The city intends to purchase the Brosh Chapel and Community Center, located at 100 S. Cedar St., and convert it for use as city offices and council chambers. Also included in the purchase price is an adjacent parking lot.
Council members have been talking about a new city hall for about six months, and have also investigated the Solon Public Library and another Main Street property as possible locations.
The current city offices are housed at 223 S. Iowa St. and council meetings are held at the Solon Public Library.
“It was meant to be an office for two people,” council member Steve Stange said of the existing facility. “It really was never meant to be a city hall, because it’s not capable of holding a meeting.

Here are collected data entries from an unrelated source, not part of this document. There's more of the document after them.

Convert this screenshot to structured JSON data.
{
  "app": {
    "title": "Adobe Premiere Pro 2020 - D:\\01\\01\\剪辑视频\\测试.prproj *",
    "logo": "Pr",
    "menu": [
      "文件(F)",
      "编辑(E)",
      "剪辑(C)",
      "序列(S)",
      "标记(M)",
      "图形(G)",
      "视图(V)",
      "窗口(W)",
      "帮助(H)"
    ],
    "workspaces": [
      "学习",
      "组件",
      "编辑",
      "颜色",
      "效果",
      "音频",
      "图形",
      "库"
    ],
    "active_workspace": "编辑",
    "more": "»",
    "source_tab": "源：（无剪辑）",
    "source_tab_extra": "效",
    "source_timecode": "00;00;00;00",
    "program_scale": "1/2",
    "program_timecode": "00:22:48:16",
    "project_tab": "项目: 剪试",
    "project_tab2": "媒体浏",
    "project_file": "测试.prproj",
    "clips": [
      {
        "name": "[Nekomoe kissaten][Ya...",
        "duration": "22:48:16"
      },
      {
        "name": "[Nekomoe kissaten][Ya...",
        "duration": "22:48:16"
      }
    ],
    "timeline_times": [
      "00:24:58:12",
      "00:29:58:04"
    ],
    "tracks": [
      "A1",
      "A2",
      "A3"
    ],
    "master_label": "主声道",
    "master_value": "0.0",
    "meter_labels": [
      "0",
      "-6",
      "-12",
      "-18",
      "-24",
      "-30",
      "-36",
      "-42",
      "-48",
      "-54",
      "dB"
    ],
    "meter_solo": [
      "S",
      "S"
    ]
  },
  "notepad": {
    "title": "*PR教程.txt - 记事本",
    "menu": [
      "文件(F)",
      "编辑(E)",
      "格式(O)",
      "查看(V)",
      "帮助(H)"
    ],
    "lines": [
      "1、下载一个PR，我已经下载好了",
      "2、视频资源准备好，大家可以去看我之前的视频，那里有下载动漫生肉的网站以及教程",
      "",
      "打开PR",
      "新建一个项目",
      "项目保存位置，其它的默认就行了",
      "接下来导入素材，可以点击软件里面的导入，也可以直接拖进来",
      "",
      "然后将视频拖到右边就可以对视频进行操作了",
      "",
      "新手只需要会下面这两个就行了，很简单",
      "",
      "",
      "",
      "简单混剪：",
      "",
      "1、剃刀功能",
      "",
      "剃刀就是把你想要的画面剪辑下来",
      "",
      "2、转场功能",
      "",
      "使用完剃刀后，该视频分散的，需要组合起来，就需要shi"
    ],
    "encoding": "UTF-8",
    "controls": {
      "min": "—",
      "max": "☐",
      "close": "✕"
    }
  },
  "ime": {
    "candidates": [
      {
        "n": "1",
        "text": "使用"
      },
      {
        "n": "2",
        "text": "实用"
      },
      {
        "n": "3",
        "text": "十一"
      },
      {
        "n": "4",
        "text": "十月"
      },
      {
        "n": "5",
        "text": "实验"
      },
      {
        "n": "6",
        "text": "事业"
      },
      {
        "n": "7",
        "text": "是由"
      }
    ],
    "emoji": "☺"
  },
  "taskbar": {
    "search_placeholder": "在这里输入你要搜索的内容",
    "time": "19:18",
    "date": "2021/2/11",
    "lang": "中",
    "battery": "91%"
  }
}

“We’ve never really had a city hall,” he continued. “We’ve had an office with a large table.”
The Brosh site could provide offices for city staff, a council chambers which could serve as an additional meeting room for the community, and eventually a lower level community center.
Those amenities will be listed in a brochure to be published sometime in the coming weeks, as will as the impact of the bond issue on property owners.
According to City Administrator Cassandra Lippincott, the city will make an average annual payment of approximately $133,000 on the bonds. Thirty-five percent of each payment will be funded directly through property taxes with the debt service levy, with the remainder coming from TIF funds.
For a house with an assessed valuation of $100,000, the debt service levy would initially cost the property owner an additional $26.48 in taxes. Based on the city’s best estimates, the levy will decrease after the first year, 2012-13.
The 65/35 split was approved by the council on a 4-1 vote, with council member Sue Ballantyne in opposition.
Ballantyne, the longest-tenured council member, felt the 65/35 split took too much money away from the rest of the city budget.
“Not that I’m opposed to a lesser impact on residents, but philosophically, I would still prefer the 50/50,” Ballantyne said. “To me, (losing) $4-5,000 in the general fund– that could end up really hurting some place.”